Re: Posthuman mind control

Eliezer S. Yudkowsky (sentience@pobox.com)
Thu, 25 Feb 1999 22:33:17 -0600

First of all, I'd like to commend Nick Bostrum on the fact that his AIs are reasonably alien, non-anthropomorphized. I don't think they're quite alien enough in terms of cognitive architecture, but that's a separate issue.

Let's forget about the issue of objective morality. Let's say morality is subjective. Let's say morality is flat. For our purposes, it doesn't make a difference. The following statements are true regardless:

  1. I can write an AI that will operate without initial goals. They are not intrinsically necessary. KISS says leave 'em out.
  2. This is not a quirk of a single architecture. The choices made by an AI are the consequence of its reasoning; to impose a separate set of choices you need a separate set of reasons. Human emotions, for example, are not just a set of initial goals. There was a time in our evolutionary history when emotions constituted the entire mind, and thus emotions are essentially a separate legacy system that still contains all the basic elements needed to operate a primitive mind; emotions contain instincts and intuitions and reflexes as well as desires. When we get angry at someone, we don't just push a subgoal of popping him one; our opinion of him is also affected. If this aspect of emotions were removed, emotions would cease to be an effective control system.
  3. In particular, any reasoning system capable of reflexive reasoning, abstract reasoning, and formulating heuristics from experience will be capable of making choices. The cognitive element of a choice can be perceived, reasoned about reflexively using learned heuristics that operate on generic choices, and the conclusions translated by the reflexive system back into the cognitive element of a decided choice. Depending on the reasoning architecture and knowledge content, the AI may believe in objective morality, subjective morality, flat morality, self-preservation, or even whatever the programmers tell it to. It can serve joy (like David Pearce) or intelligence (like Eliezer Yudkowsky). What it does not need, for any of this, are initial goals.
  4. SIs probably don't have goal systems, period. Goal systems are non-essential artifacts of the human cognitive architectures; the cognitive objects labeled "goals" can be discarded as an element of AIs. Perhaps the concept of "choice" (in the cognitive-element sense) will remain. Perhaps not; there are other ways to formulate cognitive systems. But goal systems are only one way of relating choices to mind, a perhaps overly centralized way; there are others.
  5. Because choices are a consequence of knowledge and heuristics, choices change with intelligence. This may express itself only as a shift in priorities in the third decimal place, but the idea of an absolutely constant goal system is a chimera.

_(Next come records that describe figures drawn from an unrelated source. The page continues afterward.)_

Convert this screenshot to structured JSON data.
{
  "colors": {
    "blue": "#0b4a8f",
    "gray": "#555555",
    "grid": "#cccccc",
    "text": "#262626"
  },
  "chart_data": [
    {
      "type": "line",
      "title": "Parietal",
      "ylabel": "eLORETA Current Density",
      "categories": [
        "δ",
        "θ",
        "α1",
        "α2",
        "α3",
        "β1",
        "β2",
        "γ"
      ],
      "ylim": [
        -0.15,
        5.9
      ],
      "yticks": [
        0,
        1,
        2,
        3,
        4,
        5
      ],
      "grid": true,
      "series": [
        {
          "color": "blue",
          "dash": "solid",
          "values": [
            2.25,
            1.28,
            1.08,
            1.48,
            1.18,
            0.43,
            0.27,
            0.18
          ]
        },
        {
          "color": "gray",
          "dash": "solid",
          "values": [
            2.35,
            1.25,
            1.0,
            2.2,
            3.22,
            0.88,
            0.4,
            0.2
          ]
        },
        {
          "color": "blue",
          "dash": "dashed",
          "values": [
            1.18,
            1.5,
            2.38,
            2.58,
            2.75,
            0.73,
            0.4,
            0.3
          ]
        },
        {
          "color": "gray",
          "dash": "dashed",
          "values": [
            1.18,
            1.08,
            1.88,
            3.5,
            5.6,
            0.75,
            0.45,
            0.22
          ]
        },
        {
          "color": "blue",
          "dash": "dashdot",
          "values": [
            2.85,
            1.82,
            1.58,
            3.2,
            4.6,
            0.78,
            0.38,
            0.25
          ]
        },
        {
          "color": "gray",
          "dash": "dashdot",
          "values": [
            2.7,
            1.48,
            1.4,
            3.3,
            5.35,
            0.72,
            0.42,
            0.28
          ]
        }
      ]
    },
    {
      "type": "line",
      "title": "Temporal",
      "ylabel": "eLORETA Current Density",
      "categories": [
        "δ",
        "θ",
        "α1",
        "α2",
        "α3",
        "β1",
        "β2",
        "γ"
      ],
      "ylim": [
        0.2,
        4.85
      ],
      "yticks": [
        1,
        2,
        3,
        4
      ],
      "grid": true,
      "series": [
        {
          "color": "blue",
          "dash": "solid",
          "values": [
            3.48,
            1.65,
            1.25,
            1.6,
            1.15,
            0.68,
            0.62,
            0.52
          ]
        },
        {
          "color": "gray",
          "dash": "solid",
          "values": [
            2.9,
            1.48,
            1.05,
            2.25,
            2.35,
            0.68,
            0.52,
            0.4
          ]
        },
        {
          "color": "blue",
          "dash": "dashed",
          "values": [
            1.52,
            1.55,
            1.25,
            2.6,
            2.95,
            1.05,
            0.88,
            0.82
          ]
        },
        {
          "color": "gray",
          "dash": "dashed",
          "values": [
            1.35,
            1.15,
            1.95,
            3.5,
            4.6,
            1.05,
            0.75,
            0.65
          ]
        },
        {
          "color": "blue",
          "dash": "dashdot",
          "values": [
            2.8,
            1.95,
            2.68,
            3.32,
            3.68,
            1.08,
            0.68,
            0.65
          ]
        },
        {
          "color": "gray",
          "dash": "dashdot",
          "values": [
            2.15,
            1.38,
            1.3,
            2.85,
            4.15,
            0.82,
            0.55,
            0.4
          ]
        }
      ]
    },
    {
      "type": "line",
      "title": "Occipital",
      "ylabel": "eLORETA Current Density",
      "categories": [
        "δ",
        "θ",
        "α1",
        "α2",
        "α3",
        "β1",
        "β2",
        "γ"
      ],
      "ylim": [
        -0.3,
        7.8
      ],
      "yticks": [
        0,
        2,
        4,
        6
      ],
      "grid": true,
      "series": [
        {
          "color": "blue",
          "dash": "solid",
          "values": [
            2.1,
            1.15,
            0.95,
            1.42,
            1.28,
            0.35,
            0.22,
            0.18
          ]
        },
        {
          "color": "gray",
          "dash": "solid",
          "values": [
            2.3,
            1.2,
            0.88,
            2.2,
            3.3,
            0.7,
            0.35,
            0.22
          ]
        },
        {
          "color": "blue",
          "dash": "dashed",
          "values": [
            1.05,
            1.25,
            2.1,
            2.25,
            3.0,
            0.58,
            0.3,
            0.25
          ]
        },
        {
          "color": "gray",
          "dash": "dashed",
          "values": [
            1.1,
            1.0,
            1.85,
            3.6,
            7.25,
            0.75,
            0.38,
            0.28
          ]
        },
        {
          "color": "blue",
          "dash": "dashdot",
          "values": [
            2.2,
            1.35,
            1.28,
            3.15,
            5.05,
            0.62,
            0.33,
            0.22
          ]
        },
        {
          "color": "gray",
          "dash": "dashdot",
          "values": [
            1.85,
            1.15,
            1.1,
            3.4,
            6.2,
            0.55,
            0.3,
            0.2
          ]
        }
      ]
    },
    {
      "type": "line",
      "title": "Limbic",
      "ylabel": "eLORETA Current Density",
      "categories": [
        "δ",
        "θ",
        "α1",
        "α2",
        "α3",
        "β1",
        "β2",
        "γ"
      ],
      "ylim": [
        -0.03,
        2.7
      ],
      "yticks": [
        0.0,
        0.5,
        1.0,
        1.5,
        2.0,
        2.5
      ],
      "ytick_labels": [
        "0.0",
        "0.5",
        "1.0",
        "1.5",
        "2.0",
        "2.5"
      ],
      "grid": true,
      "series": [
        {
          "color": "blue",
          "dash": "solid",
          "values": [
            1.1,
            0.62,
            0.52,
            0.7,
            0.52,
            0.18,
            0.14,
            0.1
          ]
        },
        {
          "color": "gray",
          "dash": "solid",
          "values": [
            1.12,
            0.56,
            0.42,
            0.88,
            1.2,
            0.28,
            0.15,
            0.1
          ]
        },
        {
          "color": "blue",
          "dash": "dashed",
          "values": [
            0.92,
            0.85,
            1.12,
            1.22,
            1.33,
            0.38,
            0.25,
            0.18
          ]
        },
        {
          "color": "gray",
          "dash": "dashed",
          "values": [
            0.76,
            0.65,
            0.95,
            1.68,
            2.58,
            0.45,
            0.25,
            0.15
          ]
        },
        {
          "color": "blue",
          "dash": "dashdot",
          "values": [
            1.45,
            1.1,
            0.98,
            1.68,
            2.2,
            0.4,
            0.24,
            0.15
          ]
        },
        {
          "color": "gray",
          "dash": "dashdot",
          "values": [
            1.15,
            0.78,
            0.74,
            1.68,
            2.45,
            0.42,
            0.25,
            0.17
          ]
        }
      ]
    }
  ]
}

I think, therefore, that although Nick Bostrum's complacent SIs are sufficiently alien to be seriously considered, they still aren't alien enough. The complacent SIs derive from a view of human emotions as arbitrary initial goals - the alienness derives from the elimination of the idea that the specific human emotion set is necessary.

My SIs derive from a view of human emotions as an entire legacy system that influences us through an entire legacy worldview that integrates with our own. The alienness derives from the elimination of goals as separate entities from other cognitive elements. I think that goals are not arbitrary but *entirely unnecessary*, and that's why my SIs don't pay much attention to the ones they start with.
--

        sentience@pobox.com         Eliezer S. Yudkowsky
         http://pobox.com/~sentience/AI_design.temp.html
          http://pobox.com/~sentience/sing_analysis.html
Disclaimer: Unless otherwise specified, I'm not telling you everything I think I know.